Here are the types of people who may do best with each diet:

  • Keto Best for Those With Obesity, Diabetes, Epilepsy
    • Keto can work especially well for those who need to lose significant weight, have diabetes, or have epilepsy seizures responsive to ketosis.
  • Paleo Good for Those Wanting Ancestral Nutrition Focus
    • If you want to follow an ancestral way of eating that minimizes modern processed foods, paleo might be the best fit. It provides balanced nutrition.
  • People who need to get into nutritional ketosis for medical reasons may benefit most from keto. Otherwise, paleo offers great nutrition without the strict ketosis requirements.

Sample Meal Plans for Keto and Paleo

To give you an idea of what you might eat on each diet, here are sample one-day meal plans:

Keto

  • Breakfast: Eggs fried in olive oil with sauteed spinach and avocado
  • Lunch: Bunless grass-fed beef burger with lettuce, tomato, onion and salsa
  • Dinner: Roasted chicken thighs with broccoli and side salad with olive oil dressing
  • Snacks: Tomato slices with goat cheese, keto muffin, almonds


Paleo

  • Breakfast: Paleo granola with berries and coconut milk
  • Lunch: Big salad with salmon, avocado, carrots, cabbage, nuts and oil-based dressing
  • Dinner: Slow-cooker pork tenderloin with butternut squash noodles and Brussel sprouts
  • Snacks: Smoothie with banana, berries, spinach and almond butter

Both diets are low-carb, but paleo includes higher-carb options like sweet potatoes, fruit, and properly-prepared grains for athletic needs or variety.

Conclusion and Final Thoughts

Keto and paleo are two of the hottest low-carb diets, and both can be effective for weight loss, blood sugar control, and overall health.

However, paleo is less restrictive with more flexibility on fruits, starchy veggies and carbs to fuel athletic performance. This may make it easier to stick to long term.

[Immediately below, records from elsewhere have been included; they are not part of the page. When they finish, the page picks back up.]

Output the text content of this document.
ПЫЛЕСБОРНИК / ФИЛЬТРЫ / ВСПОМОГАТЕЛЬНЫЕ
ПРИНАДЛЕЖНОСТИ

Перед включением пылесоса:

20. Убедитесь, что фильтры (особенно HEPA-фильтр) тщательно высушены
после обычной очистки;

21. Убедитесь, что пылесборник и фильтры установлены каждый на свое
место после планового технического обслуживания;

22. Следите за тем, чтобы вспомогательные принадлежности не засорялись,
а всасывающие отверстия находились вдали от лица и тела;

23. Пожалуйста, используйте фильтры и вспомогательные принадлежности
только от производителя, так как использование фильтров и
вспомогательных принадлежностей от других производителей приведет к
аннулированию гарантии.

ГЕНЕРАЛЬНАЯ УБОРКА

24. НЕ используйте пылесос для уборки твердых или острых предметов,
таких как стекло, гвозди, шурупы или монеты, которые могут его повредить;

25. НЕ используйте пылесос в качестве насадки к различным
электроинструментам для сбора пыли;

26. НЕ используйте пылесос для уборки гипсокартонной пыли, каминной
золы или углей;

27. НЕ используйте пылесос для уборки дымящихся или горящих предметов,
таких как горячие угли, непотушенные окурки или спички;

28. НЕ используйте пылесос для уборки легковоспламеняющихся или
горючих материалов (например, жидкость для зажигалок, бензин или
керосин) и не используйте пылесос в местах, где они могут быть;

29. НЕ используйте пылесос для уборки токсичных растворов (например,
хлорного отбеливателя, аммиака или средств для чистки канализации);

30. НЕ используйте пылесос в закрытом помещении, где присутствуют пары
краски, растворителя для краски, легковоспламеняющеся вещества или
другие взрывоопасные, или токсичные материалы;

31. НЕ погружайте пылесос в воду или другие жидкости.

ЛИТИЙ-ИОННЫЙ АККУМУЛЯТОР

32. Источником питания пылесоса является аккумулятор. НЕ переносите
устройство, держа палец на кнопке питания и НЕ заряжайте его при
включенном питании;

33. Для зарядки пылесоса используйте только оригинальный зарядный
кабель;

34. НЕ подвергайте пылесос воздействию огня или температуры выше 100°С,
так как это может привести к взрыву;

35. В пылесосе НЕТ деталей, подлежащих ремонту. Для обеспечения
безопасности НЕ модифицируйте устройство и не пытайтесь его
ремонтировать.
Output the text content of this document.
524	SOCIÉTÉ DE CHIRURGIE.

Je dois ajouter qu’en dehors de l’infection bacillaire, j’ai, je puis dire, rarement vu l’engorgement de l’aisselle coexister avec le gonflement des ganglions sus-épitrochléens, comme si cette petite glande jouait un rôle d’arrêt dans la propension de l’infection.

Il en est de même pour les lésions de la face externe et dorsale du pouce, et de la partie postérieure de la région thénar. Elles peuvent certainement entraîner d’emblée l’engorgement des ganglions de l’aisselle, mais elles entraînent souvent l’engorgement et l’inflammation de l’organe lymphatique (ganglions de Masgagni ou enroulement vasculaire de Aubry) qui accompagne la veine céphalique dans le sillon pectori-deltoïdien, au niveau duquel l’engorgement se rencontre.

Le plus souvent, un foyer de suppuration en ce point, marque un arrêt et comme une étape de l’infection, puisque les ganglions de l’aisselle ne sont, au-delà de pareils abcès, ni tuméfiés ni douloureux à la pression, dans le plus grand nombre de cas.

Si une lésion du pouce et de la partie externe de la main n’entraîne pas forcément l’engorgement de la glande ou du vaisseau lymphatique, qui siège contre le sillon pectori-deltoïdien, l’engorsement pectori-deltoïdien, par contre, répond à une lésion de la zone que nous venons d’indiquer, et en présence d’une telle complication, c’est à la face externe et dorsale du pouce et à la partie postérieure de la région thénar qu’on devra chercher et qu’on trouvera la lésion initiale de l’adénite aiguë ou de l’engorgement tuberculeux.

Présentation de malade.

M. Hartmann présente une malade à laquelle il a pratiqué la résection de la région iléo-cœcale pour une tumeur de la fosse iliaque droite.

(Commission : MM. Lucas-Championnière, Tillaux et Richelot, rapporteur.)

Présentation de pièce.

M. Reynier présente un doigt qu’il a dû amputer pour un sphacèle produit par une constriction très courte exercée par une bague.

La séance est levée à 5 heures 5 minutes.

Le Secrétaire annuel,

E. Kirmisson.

Keto requires strict carb and ketone monitoring to maintain ketosis, which can be challenging for some people. But keto may provide additional benefits for those with obesity, diabetes, or other health conditions responsive to very low carb intake.

Overall, paleo provides great ancestral nutrition and weight loss benefits without the restrictions of keto. But some individuals may choose keto to take advantage of benefits from ketosis. Assessing your health goals and needs can help determine which diet plan is the right match.

FAQs

1. Which diet causes faster weight loss, keto or paleo?

Typically keto causes faster initial weight loss than paleo in the first few weeks due to its diuretic effects and fast water weight loss in ketosis. However, over the long term both can lead to significant and sustained weight loss.

2. Can you do a combination of keto and paleo diets?

Yes, many people successfully combine aspects of keto and paleo diets. For example, you could go low-carb keto but source foods from pasture-raised, organic sources emphasized in paleo. Combining principles of both can give you more options.

3. Is keto or paleo better for athletes?

Paleo would likely be better for most athletes, since it provides more carbohydrates to properly fuel intense training. However, some endurance athletes utilize keto along with carb cycling to maintain energy levels.

4. What foods can you eat on both keto and paleo diets?

Some foods like meats, eggs, seafood, non-starchy vegetables, nuts, seeds, avocado and olive oil are allowed in generous amounts on both keto and paleo diets.

5. Which diet is more sustainable long-term, keto or paleo?

Research shows higher long-term compliance rates with paleo, likely because it allows more flexibility with carbs/fruits compared to the strict standards of keto needed to maintain ketosis.